A pesar que Antonio ya tenía una adicción bien marcada, por cierta sustancia toxica, se daba tiempo y voluntad para asistir a su centro de estudios. Quería verdaderamente aprender otra cosa, a parte de su afición desmesurada por la música. Todo marchaba bien en dicho instituto, hasta que paso lo que nunca debió haber pasado.

Como el instituto era mixto, Antonio conoció a una compañera de clase que era exactamente de su misma edad. Esto quiere decir que había nacido el mismo día y el mismo año que el. Por allí, supuestamente comenzaba la afinidad. Pero como ella un día, bien claro le dijo “los polos opuestos se atraen, y los del mismo polo se rechazan” esto a simple deducción lógica era válido, pero no fue así.
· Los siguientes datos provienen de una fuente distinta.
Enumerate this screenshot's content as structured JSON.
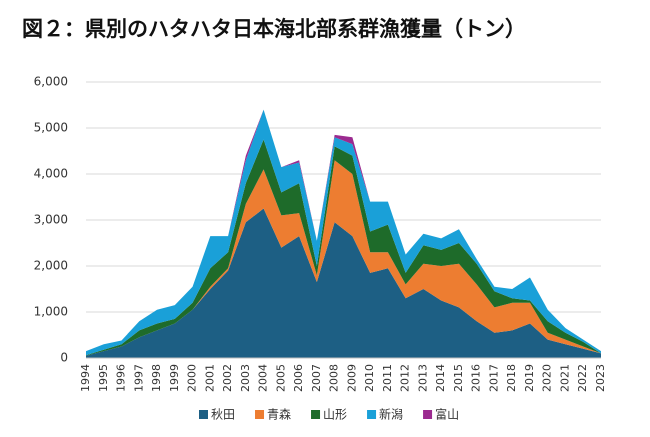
{
  "chart_data": {
    "type": "stacked_area",
    "title": "図２：県別のハタハタ日本海北部系群漁獲量（トン）",
    "categories": [
      "1994",
      "1995",
      "1996",
      "1997",
      "1998",
      "1999",
      "2000",
      "2001",
      "2002",
      "2003",
      "2004",
      "2005",
      "2006",
      "2007",
      "2008",
      "2009",
      "2010",
      "2011",
      "2012",
      "2013",
      "2014",
      "2015",
      "2016",
      "2017",
      "2018",
      "2019",
      "2020",
      "2021",
      "2022",
      "2023"
    ],
    "series": [
      {
        "name": "秋田",
        "color": "#1d5f84",
        "values": [
          50,
          150,
          250,
          450,
          600,
          750,
          1050,
          1500,
          1900,
          2950,
          3250,
          2400,
          2650,
          1650,
          2950,
          2650,
          1850,
          1950,
          1300,
          1500,
          1250,
          1100,
          800,
          550,
          600,
          750,
          400,
          300,
          200,
          100
        ]
      },
      {
        "name": "青森",
        "color": "#ed7d31",
        "values": [
          0,
          0,
          0,
          0,
          0,
          0,
          0,
          50,
          50,
          400,
          850,
          700,
          500,
          150,
          1350,
          1350,
          450,
          350,
          300,
          550,
          750,
          950,
          800,
          550,
          600,
          450,
          150,
          100,
          50,
          0
        ]
      },
      {
        "name": "山形",
        "color": "#1e6b2a",
        "values": [
          10,
          30,
          50,
          150,
          150,
          100,
          150,
          400,
          350,
          450,
          650,
          500,
          650,
          200,
          300,
          400,
          450,
          600,
          250,
          400,
          350,
          450,
          450,
          350,
          100,
          50,
          250,
          150,
          100,
          0
        ]
      },
      {
        "name": "新潟",
        "color": "#1aa0d8",
        "values": [
          90,
          120,
          80,
          200,
          300,
          300,
          350,
          700,
          350,
          500,
          650,
          550,
          450,
          550,
          200,
          250,
          650,
          500,
          400,
          250,
          250,
          300,
          100,
          100,
          200,
          500,
          250,
          100,
          50,
          50
        ]
      },
      {
        "name": "富山",
        "color": "#9b2a8f",
        "values": [
          0,
          0,
          0,
          0,
          0,
          0,
          0,
          0,
          0,
          100,
          0,
          0,
          50,
          0,
          50,
          150,
          0,
          0,
          0,
          0,
          0,
          0,
          0,
          0,
          0,
          0,
          0,
          0,
          0,
          0
        ]
      }
    ],
    "ylim": [
      0,
      6000
    ],
    "yticks": [
      0,
      {
        "value": 1000,
        "label": "1,000"
      },
      {
        "value": 2000,
        "label": "2,000"
      },
      {
        "value": 3000,
        "label": "3,000"
      },
      {
        "value": 4000,
        "label": "4,000"
      },
      {
        "value": 5000,
        "label": "5,000"
      },
      {
        "value": 6000,
        "label": "6,000"
      }
    ],
    "grid": true,
    "legend": "bottom"
  }
}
Nuestro amigo, comenzó a enamorarse de la chicha, a pesar que aun quedaba en él, el recuerdo de Cristina.  Cada vez que se encontraban en el instituto era un encuentro amoroso. Ella accedió a sus insistentes peticiones de estar juntos. A diferencia de lo que le pasó con Cristina; con Rosa (ese era su nombre), solamente tuvieron un encuentro sexual; los demás encuentros solamente eran como de simple enamorados que se acarician y besan, nada más. Quizás por esta razón, fue que el enamoramiento con Rosa, fue más intenso y profundo, pero enamoramiento al fin.

Antonio siempre le pedía que le diera la dirección de su casa para poder visitarla, pero Rosa siempre le esquivaba esta pregunta, argumentando situaciones diversas; solamente le decía que vivía en el distrito de Lince.

Fueron varios meses de esta relación amorosa, hasta el día en que Rosa accedió a tener la primera y única relación sexual con Antonio, pero después de este acontecimiento, Rosa decidió contarle  la verdad. La verdad, que no la dejaba darle su dirección para que la fuera a visitar. Rosa era casada con un policía y tenía dos hijos menores de 5 años.

Nuevamente Antonio tuvo un sufrimiento tremendo. El también decidió contarle sus intimidades, y le dijo que era adicto a ciertas sustancias toxicas, lo cual Rosa no lo pudo creer, porque el comportamiento de Antonio era normal, y no mostraba signos de este hecho.

Antonio no se explica hasta el día de hoy, porque es que después Rosa, accedió a darle la dirección de su domicilio. Antonio la fue a visitar a su casa, conoció a su esposo y a sus hijos, también conoció a su hermana menor de nombre Pilar. Por supuesto que Antonio, se presentó ante todos ellos como un simple compañero de estudios. Quizás la razón de que Rosa le diera la dirección de su domicilio, fue para que Antonio se desanimara de seguirla viendo y comprendiera verdaderamente la situación.

El enamoramiento era fuertísimo, Antonio quería tener un segundo encuentro sexual con Rosa, y la fue a visitar a su domicilio calculando que su esposo no estaba en la casa. Al llegar a la casa, solamente estaba su hermana Pilar, lo hizo ingresar para poder conversar con el  tranquilamente. Sentado en un cómodo mueble de la sala, Antonio recibió la noticia que le daría el segundo dolor de esta naturaleza en su corazón; Al esposo de Rosa lo habían cambiado de jurisdicción en su trabajo, y como policía se tenía que ir con toda su familia. Antonio nunca mas volvio a ver a Rosa.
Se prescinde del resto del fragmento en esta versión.